Cardemil, E. V., & Battle, C. L. (2003). Guess who’s coming to therapy? Getting comfortable with conversations about race and ethnicity in psychotherapy. Professional Psychology: Research and Practice, 34, 278-286.

This article urges therapists to engage in open conversations with their clients about race and ethnicity as it applies to the client, the therapist, and the therapeutic alliance. By taking a more active stance and initiating such discussions, especially early in treatment, the therapist may enjoy improved treatment retention, therapeutic alliance, and treatment outcome. After defining race and ethnicity as similar but distinct constructs, the article acknowledges that such conversations will vary in terms of frequency and intensity over different clients and times. It then goes on to provide six recommendations for becoming more comfortable and knowledgeable with having such discussions.

First, it is acknowledged that a client's racial/ethnic background may not be obvious and that it is best to suspend preconceptions about a client and their family members.

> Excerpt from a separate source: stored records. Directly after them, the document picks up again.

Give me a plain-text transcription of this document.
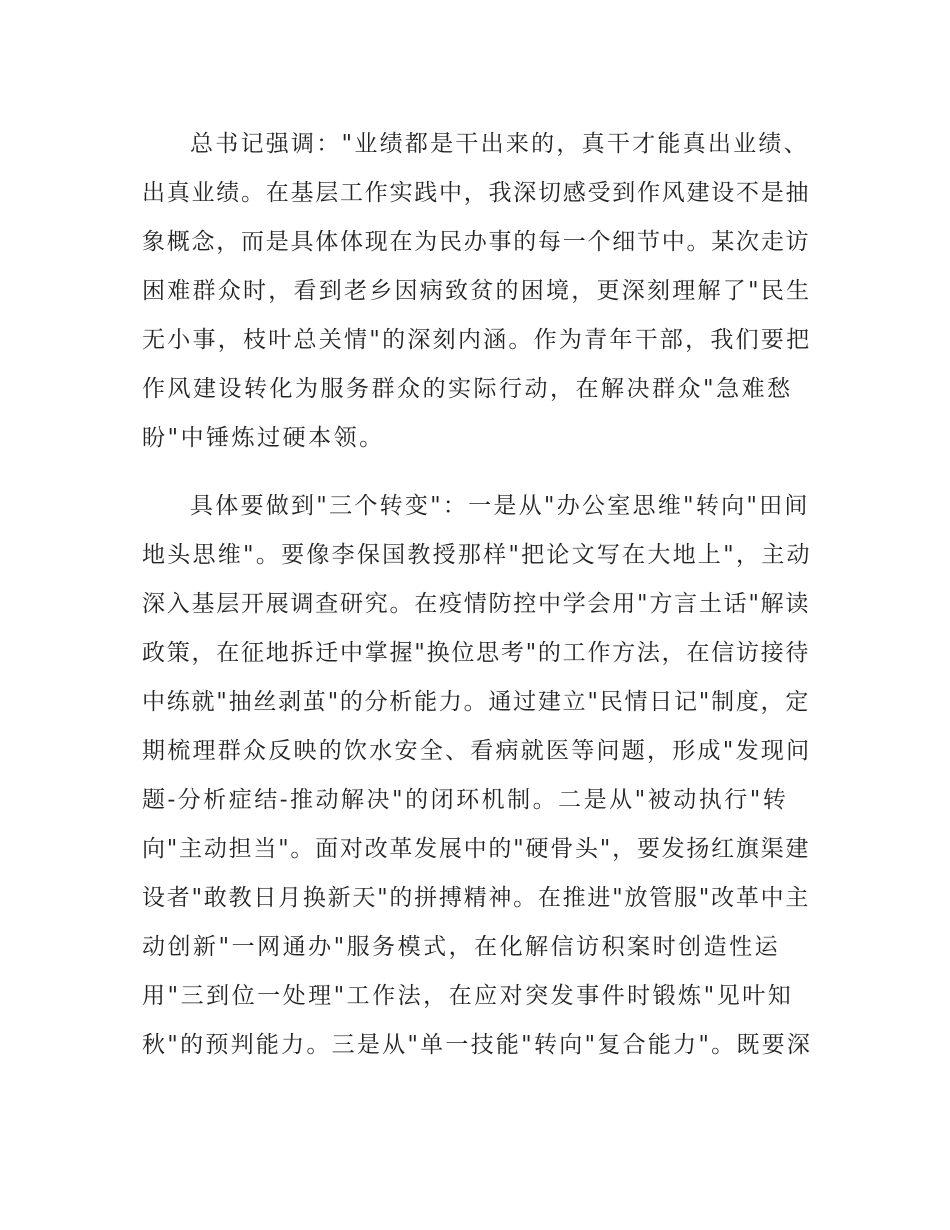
总书记强调："业绩都是干出来的，真干才能真出业绩、

出真业绩。在基层工作实践中，我深切感受到作风建设不是抽

象概念，而是具体体现在为民办事的每一个细节中。某次走访

困难群众时，看到老乡因病致贫的困境，更深刻理解了"民生

无小事，枝叶总关情"的深刻内涵。作为青年干部，我们要把

作风建设转化为服务群众的实际行动，在解决群众"急难愁

盼"中锤炼过硬本领。

具体要做到"三个转变"：一是从"办公室思维"转向"田间

地头思维"。要像李保国教授那样"把论文写在大地上"，主动

深入基层开展调查研究。在疫情防控中学会用"方言土话"解读

政策，在征地拆迁中掌握"换位思考"的工作方法，在信访接待

中练就"抽丝剥茧"的分析能力。通过建立"民情日记"制度，定

期梳理群众反映的饮水安全、看病就医等问题，形成"发现问

题-分析症结-推动解决"的闭环机制。二是从"被动执行"转

向"主动担当"。面对改革发展中的"硬骨头"，要发扬红旗渠建

设者"敢教日月换新天"的拼搏精神。在推进"放管服"改革中主

动创新"一网通办"服务模式，在化解信访积案时创造性运

用"三到位一处理"工作法，在应对突发事件时锻炼"见叶知

秋"的预判能力。三是从"单一技能"转向"复合能力"。既要深
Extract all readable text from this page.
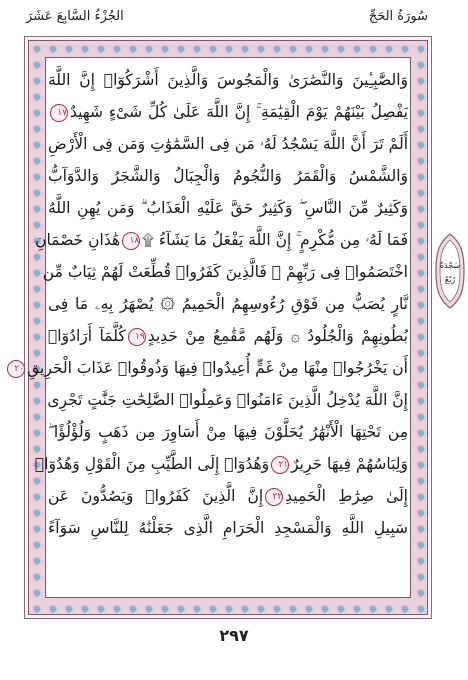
الجُزْءُ السَّابِعَ عَشَرَ	سُورَةُ الحَجِّ
وَالصَّٰبِـِٔينَ وَالنَّصَٰرَىٰ وَالْمَجُوسَ وَالَّذِينَ أَشْرَكُوٓا۟ إِنَّ اللَّهَ
يَفْصِلُ بَيْنَهُمْ يَوْمَ الْقِيَٰمَةِ ۚ إِنَّ اللَّهَ عَلَىٰ كُلِّ شَىْءٍ شَهِيدٌ١٧
أَلَمْ تَرَ أَنَّ اللَّهَ يَسْجُدُ لَهُۥ مَن فِى السَّمَٰوَٰتِ وَمَن فِى الْأَرْضِ
وَالشَّمْسُ وَالْقَمَرُ وَالنُّجُومُ وَالْجِبَالُ وَالشَّجَرُ وَالدَّوَآبُّ
وَكَثِيرٌ مِّنَ النَّاسِ ۖ وَكَثِيرٌ حَقَّ عَلَيْهِ الْعَذَابُ ۗ وَمَن يُهِنِ اللَّهُ
فَمَا لَهُۥ مِن مُّكْرِمٍ ۚ إِنَّ اللَّهَ يَفْعَلُ مَا يَشَآءُ ۩١٨هَٰذَانِ خَصْمَانِ
اخْتَصَمُوا۟ فِى رَبِّهِمْ ۖ فَالَّذِينَ كَفَرُوا۟ قُطِّعَتْ لَهُمْ ثِيَابٌ مِّن
نَّارٍ يُصَبُّ مِن فَوْقِ رُءُوسِهِمُ الْحَمِيمُ ۞ يُصْهَرُ بِهِۦ مَا فِى
بُطُونِهِمْ وَالْجُلُودُ ۞ وَلَهُم مَّقَٰمِعُ مِنْ حَدِيدٍ١٩كُلَّمَآ أَرَادُوٓا۟
أَن يَخْرُجُوا۟ مِنْهَا مِنْ غَمٍّ أُعِيدُوا۟ فِيهَا وَذُوقُوا۟ عَذَابَ الْحَرِيقِ٢٠
إِنَّ اللَّهَ يُدْخِلُ الَّذِينَ ءَامَنُوا۟ وَعَمِلُوا۟ الصَّٰلِحَٰتِ جَنَّٰتٍ تَجْرِى
مِن تَحْتِهَا الْأَنْهَٰرُ يُحَلَّوْنَ فِيهَا مِنْ أَسَاوِرَ مِن ذَهَبٍ وَلُؤْلُؤًا ۖ
وَلِبَاسُهُمْ فِيهَا حَرِيرٌ٢١وَهُدُوٓا۟ إِلَى الطَّيِّبِ مِنَ الْقَوْلِ وَهُدُوٓا۟
إِلَىٰ صِرَٰطِ الْحَمِيدِ٢٢إِنَّ الَّذِينَ كَفَرُوا۟ وَيَصُدُّونَ عَن
سَبِيلِ اللَّهِ وَالْمَسْجِدِ الْحَرَامِ الَّذِى جَعَلْنَٰهُ لِلنَّاسِ سَوَآءً
سَجْدَةٌ
رُبْعٌ
٢٩٧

It is recommended that clients be asked early on in therapy how they identify themselves. Second, it is acknowledged that wide variability exists within racial and ethnic groups and that a client's racial identity development and acculturation process may change over time, thus affecting therapy. Third, it is important to consider how the therapist's own racial/ethnic background may affect the therapeutic process in terms of differences in communication styles and conceptualization of mental health/illness, self, and family/community. Fourth, it is acknowledged that racism, power, and privilege can affect the therapeutic process and that failing to acknowledge such societal issues may invalidate a client's painful personal experiences. Fifth, it is recommended that a client expressing reticence and/or frustration with the topics of race and ethnicity be met with an open and non-defensive explanation that such topics are relevant to many clients, but needn't be pursued if they are found irrelevant or uncomfortable. Lastly, resources for further education/training in race and ethnicity are provided.